Sep 4

Craig Peterson wades into the koi pond at the Japanese Gardens and fills his pockets with coins. He gets us all thrown out, but has enough change to buy slurpees at the 7-11. I’m thinking this as I follow her over the fence. December, twilight, the garden blue, the fish circling lazily in the pond. She rolls both of us cigarettes, and leans against me to light mine. Memory gets rebuilt by what comes afterward. Every garden and park and trailhead with that girl is marked by want. Wind-chapped cities. If I had been brave. If I had been braver.

The images muddle together like a child’s watercolor, and I can’t speak to the clarity of my own epiphanies. I followed her over the fence into a garden, and I remember blue on the trees. Her face cold and red. A girl receding.
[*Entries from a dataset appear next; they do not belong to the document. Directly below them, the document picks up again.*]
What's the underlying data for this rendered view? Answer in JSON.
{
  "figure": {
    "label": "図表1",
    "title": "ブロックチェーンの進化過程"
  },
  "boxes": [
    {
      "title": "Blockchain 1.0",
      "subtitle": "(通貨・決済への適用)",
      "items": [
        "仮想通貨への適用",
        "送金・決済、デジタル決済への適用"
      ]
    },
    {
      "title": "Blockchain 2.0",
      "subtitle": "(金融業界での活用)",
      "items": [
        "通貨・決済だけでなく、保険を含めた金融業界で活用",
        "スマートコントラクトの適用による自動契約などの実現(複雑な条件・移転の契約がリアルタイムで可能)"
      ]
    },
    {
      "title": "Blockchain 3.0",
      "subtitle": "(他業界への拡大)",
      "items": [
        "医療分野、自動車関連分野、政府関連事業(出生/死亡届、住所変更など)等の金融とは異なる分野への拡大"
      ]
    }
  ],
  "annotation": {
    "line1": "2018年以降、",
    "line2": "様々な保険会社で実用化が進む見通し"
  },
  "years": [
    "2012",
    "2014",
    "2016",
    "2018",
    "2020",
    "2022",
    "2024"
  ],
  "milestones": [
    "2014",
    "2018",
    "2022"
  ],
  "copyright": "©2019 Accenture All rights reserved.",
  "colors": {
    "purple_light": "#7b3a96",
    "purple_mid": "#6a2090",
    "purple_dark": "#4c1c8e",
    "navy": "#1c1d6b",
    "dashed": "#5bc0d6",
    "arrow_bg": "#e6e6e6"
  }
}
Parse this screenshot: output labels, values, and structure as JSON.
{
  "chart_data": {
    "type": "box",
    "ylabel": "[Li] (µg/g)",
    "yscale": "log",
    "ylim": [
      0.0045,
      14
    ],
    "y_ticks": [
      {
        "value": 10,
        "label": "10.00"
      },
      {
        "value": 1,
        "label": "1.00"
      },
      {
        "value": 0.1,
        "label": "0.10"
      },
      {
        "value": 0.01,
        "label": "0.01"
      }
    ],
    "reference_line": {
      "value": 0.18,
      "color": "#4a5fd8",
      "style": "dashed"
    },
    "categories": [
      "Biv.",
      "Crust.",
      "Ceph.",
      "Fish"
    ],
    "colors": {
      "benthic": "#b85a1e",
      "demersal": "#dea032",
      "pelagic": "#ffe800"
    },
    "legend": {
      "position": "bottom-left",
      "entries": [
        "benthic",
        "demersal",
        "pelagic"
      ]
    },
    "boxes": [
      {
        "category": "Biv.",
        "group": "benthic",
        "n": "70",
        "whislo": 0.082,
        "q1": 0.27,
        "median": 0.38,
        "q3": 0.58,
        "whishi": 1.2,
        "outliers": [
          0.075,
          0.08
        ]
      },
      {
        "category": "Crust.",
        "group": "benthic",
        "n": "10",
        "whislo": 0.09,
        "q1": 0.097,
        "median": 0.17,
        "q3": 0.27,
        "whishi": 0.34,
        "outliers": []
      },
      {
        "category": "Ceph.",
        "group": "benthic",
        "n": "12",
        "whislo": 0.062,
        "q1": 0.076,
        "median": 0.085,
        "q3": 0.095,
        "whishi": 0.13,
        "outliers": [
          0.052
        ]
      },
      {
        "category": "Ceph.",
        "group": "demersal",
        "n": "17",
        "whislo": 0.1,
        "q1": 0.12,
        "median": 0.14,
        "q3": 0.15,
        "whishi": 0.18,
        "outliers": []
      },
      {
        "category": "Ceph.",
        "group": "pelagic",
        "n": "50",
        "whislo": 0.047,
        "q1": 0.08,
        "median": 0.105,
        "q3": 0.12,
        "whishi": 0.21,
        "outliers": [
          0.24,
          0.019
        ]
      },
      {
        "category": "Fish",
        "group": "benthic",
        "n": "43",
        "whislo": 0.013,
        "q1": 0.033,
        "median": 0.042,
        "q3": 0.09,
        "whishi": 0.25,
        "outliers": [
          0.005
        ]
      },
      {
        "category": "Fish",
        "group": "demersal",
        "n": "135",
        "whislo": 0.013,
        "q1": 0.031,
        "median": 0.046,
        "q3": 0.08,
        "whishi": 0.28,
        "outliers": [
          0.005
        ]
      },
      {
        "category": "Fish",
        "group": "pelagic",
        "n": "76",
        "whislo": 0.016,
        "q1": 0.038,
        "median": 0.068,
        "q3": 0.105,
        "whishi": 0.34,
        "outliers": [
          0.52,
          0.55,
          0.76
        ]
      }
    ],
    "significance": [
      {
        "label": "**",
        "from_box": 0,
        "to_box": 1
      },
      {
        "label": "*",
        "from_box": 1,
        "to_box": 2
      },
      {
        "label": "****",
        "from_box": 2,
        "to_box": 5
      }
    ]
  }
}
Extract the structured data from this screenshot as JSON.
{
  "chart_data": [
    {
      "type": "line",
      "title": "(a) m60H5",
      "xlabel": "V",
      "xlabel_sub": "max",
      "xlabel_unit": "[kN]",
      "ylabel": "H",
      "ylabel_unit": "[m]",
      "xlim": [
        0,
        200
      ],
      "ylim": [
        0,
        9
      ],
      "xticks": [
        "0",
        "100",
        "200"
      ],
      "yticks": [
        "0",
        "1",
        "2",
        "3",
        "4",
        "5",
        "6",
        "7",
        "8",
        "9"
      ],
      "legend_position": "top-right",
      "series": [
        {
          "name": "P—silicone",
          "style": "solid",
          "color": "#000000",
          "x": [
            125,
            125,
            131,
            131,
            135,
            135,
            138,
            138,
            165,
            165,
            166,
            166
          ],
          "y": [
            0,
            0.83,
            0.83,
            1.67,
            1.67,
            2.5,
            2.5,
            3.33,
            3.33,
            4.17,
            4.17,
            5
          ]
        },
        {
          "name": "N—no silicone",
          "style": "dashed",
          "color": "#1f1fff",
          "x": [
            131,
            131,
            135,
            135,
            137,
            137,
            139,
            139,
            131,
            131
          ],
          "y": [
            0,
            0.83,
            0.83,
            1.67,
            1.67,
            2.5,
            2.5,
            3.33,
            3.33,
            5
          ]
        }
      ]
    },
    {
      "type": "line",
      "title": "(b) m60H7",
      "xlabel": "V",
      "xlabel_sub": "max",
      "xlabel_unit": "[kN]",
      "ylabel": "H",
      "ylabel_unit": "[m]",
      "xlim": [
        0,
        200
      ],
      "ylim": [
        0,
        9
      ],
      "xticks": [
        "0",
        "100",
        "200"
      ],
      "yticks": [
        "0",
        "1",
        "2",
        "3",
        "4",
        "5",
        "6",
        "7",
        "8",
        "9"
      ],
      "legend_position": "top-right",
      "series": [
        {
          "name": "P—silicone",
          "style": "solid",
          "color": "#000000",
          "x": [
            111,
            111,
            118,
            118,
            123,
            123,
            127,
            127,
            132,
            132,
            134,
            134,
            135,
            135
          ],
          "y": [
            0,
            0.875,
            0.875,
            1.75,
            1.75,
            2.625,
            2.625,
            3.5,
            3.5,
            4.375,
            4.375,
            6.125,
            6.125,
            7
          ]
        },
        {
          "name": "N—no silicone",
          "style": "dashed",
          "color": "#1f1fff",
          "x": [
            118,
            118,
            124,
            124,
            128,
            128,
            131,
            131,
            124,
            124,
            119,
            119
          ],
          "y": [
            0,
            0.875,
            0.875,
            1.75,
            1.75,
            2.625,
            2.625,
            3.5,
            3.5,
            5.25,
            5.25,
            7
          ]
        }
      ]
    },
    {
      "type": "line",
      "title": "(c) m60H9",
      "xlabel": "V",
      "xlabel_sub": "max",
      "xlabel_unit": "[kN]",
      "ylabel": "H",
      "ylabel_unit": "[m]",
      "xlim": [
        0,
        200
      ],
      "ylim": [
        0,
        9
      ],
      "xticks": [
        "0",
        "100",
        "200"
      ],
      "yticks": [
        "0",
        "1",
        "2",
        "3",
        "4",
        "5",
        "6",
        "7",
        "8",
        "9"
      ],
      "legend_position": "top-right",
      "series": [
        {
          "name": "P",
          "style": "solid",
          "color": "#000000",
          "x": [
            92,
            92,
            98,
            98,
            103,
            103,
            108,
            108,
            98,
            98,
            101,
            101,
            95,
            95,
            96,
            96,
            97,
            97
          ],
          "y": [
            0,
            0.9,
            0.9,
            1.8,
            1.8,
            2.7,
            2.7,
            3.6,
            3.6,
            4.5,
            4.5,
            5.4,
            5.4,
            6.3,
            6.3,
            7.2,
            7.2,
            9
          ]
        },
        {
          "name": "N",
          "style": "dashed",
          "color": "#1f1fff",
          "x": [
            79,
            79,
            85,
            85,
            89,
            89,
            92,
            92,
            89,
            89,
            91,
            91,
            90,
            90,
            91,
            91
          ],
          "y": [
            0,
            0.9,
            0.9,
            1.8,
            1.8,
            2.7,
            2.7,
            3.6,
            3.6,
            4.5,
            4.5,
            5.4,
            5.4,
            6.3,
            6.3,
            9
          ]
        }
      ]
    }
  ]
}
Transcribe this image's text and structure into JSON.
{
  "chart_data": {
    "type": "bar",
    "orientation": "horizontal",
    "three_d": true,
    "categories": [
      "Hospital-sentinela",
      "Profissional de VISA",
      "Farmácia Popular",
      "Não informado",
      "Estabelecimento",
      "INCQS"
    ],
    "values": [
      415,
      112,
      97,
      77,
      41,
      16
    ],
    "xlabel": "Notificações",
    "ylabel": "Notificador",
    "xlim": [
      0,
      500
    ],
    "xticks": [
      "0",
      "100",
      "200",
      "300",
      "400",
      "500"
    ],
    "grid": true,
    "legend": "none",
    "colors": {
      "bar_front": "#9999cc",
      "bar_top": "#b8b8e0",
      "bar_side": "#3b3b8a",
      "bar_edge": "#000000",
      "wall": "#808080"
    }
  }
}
The sentences lengthen now; I can feel myself stretching. Don’t you see? I have wanted to tell you about the moments that allow me to be new. All the cracks, and missteps. How I dragged myself forward on my elbows without any real hardship. These girls on bridges, never crossing. I can’t hold anyone together anymore. That was the vow I made, and I wrote it on paper to avoid forgetting. When I named my desire, I said, “I want to be loved as though nothing is wrong with me.”

Sep 4

I convinced her to meet me for lunch before she met me for dinner because she seemed so nervous — kept vowing to puke. And because I was worried our chemistry wouldn’t hold up in person. We’d only written. Tens of thousands of words over a week and a half, but no actual physical contact. She agreed.

On the drive to the river, she told me not to be nice to her. “If you’re nice, I’ll probably cry.”

“Why would you cry?”

“I’m losing a client and her daughter today, and I’ve tried everything to keep them.”

“Should I be mean? Should I punch you in the face?”

“No, just don’t be nice.”

So I told her a story about G. And when we got to the river, we walked out on the bridge and she told me the history of Peaceful Valley, including several failed suicide attempts. “This is where they wash up. The last guy just broke his wrist.” She wouldn’t look at me, which gave me plenty of time to look at her.

People jogged past, even a guy in a suit. A twitchy weimaraner. A woman with tiny weights she kept saluting overhead. The water dashed below, and I lasted nearly five minutes before I kissed her.

She wore enormous tiger-striped sunglasses like a buggy Lady Gaga, a black leather coat, and giggled endlessly. Noon on a Monday.

Sep 3

She said we were too much to be an affair, and too little to be girlfriends, so she called me her whatever. I was in love with her. It went on like that for ages. She’d come to town for Violent Femmes, and we’d do our whatever thing. In Ireland, we had sex in a hostel shower. In a cow pasture. In a ruined castle. Almost always segregated in the dark. I helped her move, and drove the truck over two mountain passes. She was the relationship that never really happened. The one that slid in between other things.

She ended up with a lunatic, and I ended up married, and the whatever ended. I dreamed of girls then. Cities of girls. Girls building houses, and digging ditches, and giving speeches. Girls in summer dresses. Girls in Levis. Girls with tool boxes.

I was convinced in the end I’d be with her. Years later. I’m not sure when I realized that it wasn’t going to happen. That sometimes you just aren’t supposed to. Sometimes momentary is all you get.